Wednesday, November 12, 2014

What matters most?

I was recently blog hopping and came across this quote. It really resonates with me, especially this time of year as I am thinking of all the things I am grateful for. What matters most to me? I have had a lot of little life lessons this past year and the one thing that I have learned and that stands out the most to me could not be said any better than how Mr. Max Lucado stated it:

  "When you are in the final days of your life, what will you want? Will you hug that college degree in the walnut frame? Will you ask to be carried to the garage so you can sit in your car? Will you find comfort in rereading your financial statement? Of course not. What will matter then will be people. If relationships will matter most then, shouldn’t they matter most now?" – Max Lucado

I want my husband and my children to know they matter most. I also want them to know that I have a relationship with my Savior Jesus Christ. Without the Savior as a foundation for me my relationships with my family would have no eternal value. I will be with them forever and throughout eternity because of what our Savior did for all of us. In the end nothing else really matters except for how I treated others. I can obtain all the knowledge in the world and have all the things that the world says are valuable but if I have not shown the ones I love the most that I love them the most then what do all those other things matter in the end? I have made lots of mistakes and I am growing and learning in my relationships. I am very grateful for children who have loved me despite my shortcomings. My husband has been the most patient as I have learned to let him love me and shown me he is my best friend! I have been thinking so much about my children lately. It is a funny season of life for me. While most of my children are grown and out of the house and the ones who are home are not so dependent upon me, I have been trying to find my place in their lives. I want to continue the relationships we had when they were little but their needs are different and where I fit into their lives is different. I love them so much and treasure the moments when we are together. Despite all the differences we have I feel my love for them is stronger now more than ever. This month I will work on being more "intentional" in my relationships with my children and husband.

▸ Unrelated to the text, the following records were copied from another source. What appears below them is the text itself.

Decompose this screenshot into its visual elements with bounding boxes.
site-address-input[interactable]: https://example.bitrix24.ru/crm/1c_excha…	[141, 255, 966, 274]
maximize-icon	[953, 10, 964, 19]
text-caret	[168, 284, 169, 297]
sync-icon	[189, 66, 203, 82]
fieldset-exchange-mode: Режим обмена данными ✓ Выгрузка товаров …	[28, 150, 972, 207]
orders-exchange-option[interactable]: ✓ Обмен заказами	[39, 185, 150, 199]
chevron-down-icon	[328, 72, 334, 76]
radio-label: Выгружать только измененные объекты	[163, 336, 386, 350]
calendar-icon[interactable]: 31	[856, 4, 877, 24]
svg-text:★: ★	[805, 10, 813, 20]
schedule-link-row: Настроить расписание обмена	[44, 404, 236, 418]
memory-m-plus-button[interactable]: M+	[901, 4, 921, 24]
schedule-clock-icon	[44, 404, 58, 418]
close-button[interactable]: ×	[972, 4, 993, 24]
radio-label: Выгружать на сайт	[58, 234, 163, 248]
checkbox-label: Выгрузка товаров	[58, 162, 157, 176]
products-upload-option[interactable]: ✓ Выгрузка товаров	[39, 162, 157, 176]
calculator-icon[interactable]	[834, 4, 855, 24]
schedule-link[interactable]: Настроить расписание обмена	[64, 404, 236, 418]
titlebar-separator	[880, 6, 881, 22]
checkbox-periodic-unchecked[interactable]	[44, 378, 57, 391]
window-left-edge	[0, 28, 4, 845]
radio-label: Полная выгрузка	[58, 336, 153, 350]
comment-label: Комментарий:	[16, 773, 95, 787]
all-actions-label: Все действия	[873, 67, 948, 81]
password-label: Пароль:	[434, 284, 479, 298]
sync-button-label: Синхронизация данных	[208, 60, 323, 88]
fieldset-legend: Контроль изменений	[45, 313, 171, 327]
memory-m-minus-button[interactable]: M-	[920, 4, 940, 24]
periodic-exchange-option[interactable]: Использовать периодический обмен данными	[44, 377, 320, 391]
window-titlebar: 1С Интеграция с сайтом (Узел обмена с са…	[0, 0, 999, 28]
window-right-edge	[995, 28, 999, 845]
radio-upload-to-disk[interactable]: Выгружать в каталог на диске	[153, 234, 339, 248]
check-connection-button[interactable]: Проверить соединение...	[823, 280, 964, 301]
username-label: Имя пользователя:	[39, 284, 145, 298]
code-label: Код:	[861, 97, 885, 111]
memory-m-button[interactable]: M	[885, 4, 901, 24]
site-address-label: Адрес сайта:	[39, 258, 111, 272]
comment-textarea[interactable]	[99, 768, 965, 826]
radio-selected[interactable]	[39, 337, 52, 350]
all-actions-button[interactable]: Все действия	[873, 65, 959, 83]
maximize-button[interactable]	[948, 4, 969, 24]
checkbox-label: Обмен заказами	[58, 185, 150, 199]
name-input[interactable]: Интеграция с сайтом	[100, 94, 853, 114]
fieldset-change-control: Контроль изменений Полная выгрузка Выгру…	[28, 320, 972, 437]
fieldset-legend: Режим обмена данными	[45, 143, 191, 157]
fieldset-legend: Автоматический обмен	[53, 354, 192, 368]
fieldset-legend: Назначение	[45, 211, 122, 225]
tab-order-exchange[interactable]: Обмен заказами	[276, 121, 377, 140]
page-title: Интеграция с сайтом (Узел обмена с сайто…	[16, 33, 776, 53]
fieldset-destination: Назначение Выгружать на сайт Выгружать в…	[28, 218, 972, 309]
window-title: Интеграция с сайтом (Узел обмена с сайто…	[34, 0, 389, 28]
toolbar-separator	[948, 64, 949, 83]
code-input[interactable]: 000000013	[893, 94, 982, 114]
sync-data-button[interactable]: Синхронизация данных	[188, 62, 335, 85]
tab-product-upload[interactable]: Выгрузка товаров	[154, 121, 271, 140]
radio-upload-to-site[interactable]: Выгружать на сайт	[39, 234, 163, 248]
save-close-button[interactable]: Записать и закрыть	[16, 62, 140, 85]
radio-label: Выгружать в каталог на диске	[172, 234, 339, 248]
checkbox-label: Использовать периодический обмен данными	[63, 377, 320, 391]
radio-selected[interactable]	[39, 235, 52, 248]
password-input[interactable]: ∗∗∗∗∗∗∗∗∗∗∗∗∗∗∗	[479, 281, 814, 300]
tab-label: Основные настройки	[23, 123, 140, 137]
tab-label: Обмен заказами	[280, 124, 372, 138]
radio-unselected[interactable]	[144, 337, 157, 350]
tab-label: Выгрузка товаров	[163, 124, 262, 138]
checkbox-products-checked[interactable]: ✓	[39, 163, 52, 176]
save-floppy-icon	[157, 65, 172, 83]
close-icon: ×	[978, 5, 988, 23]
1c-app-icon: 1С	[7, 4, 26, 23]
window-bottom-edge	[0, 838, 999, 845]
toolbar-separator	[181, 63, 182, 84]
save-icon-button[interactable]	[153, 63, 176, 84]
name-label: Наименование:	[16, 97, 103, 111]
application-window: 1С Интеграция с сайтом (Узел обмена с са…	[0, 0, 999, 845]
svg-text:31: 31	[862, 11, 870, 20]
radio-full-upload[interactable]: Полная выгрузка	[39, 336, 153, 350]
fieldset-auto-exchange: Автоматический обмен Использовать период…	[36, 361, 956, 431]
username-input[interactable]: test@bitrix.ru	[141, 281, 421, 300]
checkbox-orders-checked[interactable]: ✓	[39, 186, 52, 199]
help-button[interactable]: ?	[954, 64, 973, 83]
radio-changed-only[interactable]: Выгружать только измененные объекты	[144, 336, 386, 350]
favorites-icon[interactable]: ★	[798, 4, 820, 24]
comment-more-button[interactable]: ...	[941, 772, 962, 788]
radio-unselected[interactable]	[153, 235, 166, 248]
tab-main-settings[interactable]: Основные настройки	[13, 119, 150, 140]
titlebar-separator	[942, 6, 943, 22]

I love this picture of Taylor and Chloe. It tells really a story of how all my children are with one another. They love and support and come together when we go through hard things. There have been many times I am amazed at how they just do what is needed for each other - at times it comes at a great sacrifice - but they love each other so much.

Even though a couple of kids are not in the background of this picture I love how it shows our story of how we are together David and I but we have this legacy behind us that will only continue to grow!
 
This mother will always be grateful to a loving Heavenly Father who trusted her so much to send eleven of His choicest spirits to her to raise and teach and love!